Aujourd’hui, ce dernier est en bonne position pour rempiler. Il a conduit le parti plutôt de bonne manière jusqu’aux élections de 2021, et sans sonner ni trébucher, il s’était classé juste derrière le RNI et le PAM. Connaissant le Maroc, ses partis, leurs notables et les inévitables muses, la position conquise par l’Istiqlal est plutôt un succès.

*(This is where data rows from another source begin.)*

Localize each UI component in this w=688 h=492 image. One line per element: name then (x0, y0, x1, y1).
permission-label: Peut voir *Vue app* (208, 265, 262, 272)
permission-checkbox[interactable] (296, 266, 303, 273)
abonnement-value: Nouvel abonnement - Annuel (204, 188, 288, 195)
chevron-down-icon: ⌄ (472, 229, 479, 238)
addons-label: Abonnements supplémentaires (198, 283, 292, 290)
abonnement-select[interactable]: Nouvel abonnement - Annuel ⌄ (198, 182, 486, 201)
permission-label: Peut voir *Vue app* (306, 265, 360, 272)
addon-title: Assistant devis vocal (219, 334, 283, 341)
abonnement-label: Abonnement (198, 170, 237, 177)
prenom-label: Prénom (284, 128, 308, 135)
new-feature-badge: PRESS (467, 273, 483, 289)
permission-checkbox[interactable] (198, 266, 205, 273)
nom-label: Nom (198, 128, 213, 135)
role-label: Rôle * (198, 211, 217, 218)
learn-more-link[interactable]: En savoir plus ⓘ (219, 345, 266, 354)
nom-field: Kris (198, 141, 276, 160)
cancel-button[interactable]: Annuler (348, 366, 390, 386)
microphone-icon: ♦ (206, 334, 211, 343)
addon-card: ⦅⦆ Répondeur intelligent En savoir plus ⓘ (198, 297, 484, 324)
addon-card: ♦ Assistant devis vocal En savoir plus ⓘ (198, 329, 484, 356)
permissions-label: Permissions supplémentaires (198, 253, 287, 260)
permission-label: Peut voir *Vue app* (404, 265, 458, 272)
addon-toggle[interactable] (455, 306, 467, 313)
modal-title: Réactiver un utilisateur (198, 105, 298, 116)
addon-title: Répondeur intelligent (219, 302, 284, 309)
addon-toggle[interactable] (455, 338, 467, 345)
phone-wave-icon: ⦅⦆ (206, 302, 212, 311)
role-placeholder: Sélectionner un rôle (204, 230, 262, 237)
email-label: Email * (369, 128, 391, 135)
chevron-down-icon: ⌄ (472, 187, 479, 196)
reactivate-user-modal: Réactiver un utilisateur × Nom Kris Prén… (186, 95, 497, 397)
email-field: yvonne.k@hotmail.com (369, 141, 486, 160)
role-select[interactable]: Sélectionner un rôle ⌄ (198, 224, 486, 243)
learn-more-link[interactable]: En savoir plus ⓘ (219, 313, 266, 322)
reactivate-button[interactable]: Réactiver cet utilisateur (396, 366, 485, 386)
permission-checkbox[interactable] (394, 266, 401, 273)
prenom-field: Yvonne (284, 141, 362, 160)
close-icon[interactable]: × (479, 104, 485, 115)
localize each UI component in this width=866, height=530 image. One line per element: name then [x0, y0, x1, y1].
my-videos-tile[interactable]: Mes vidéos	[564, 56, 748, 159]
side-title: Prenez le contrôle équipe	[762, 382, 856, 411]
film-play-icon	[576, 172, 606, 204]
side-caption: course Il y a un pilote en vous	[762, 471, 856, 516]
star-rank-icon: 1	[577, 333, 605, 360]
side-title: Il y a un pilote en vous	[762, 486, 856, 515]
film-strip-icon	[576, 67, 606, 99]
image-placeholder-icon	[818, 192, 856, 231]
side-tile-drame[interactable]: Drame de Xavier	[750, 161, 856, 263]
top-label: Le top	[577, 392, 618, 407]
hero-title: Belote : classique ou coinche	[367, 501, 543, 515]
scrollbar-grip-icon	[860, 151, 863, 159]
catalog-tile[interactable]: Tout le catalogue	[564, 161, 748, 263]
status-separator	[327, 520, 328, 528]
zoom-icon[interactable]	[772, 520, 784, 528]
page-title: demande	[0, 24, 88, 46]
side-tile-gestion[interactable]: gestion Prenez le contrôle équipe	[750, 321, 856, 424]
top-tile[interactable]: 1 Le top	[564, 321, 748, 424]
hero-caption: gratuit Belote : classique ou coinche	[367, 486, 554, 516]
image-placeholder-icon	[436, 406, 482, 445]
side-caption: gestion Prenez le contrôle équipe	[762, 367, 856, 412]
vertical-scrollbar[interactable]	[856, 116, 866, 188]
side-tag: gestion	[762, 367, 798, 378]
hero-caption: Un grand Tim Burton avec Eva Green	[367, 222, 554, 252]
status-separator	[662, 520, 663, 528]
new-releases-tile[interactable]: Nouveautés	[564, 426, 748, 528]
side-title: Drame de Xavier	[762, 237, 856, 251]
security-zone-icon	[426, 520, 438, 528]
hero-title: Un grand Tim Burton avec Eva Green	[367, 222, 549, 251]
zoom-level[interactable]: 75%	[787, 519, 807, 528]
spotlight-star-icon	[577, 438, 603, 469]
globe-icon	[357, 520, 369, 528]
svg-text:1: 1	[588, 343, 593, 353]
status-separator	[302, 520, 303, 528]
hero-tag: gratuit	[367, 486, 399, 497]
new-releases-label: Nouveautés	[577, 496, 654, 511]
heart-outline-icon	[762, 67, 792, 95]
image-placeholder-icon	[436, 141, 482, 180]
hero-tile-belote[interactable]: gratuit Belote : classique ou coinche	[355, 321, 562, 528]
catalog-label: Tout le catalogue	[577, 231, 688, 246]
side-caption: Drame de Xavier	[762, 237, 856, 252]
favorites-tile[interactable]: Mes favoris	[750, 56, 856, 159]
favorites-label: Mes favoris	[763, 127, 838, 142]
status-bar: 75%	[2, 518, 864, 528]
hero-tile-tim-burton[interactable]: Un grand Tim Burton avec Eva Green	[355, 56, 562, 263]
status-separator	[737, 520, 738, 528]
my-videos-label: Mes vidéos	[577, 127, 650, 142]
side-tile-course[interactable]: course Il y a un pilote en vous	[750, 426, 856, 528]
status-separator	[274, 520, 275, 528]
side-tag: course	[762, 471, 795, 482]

Et donc, si en avril prochain, Dame Providence souhaite que la direction devienne quand même collégiale en attendant Godot, le candidat sortant Baraka sortirait grandi en sortant tout court. Il aura fait un bon parcours au gouvernement et il aura su tenir les rangs et les rênes du parti jusqu’au congrès, même très tardif. Mais si l’argent, l’entregent et quelques agents s’invitent, alors une autre période similaire à « l’ère Chabat » s’ouvrirait et il faudra attendre que le parti renaisse, encore une fois, de ses décombres.

Mais l’idéal serait que ce parti, l’un des derniers, peut-être le dernier qui reste en qualité et quantité dans le pays, soit prémuni de ces graves dérives auxquelles nous assistons aujourd’hui sur la scène politique.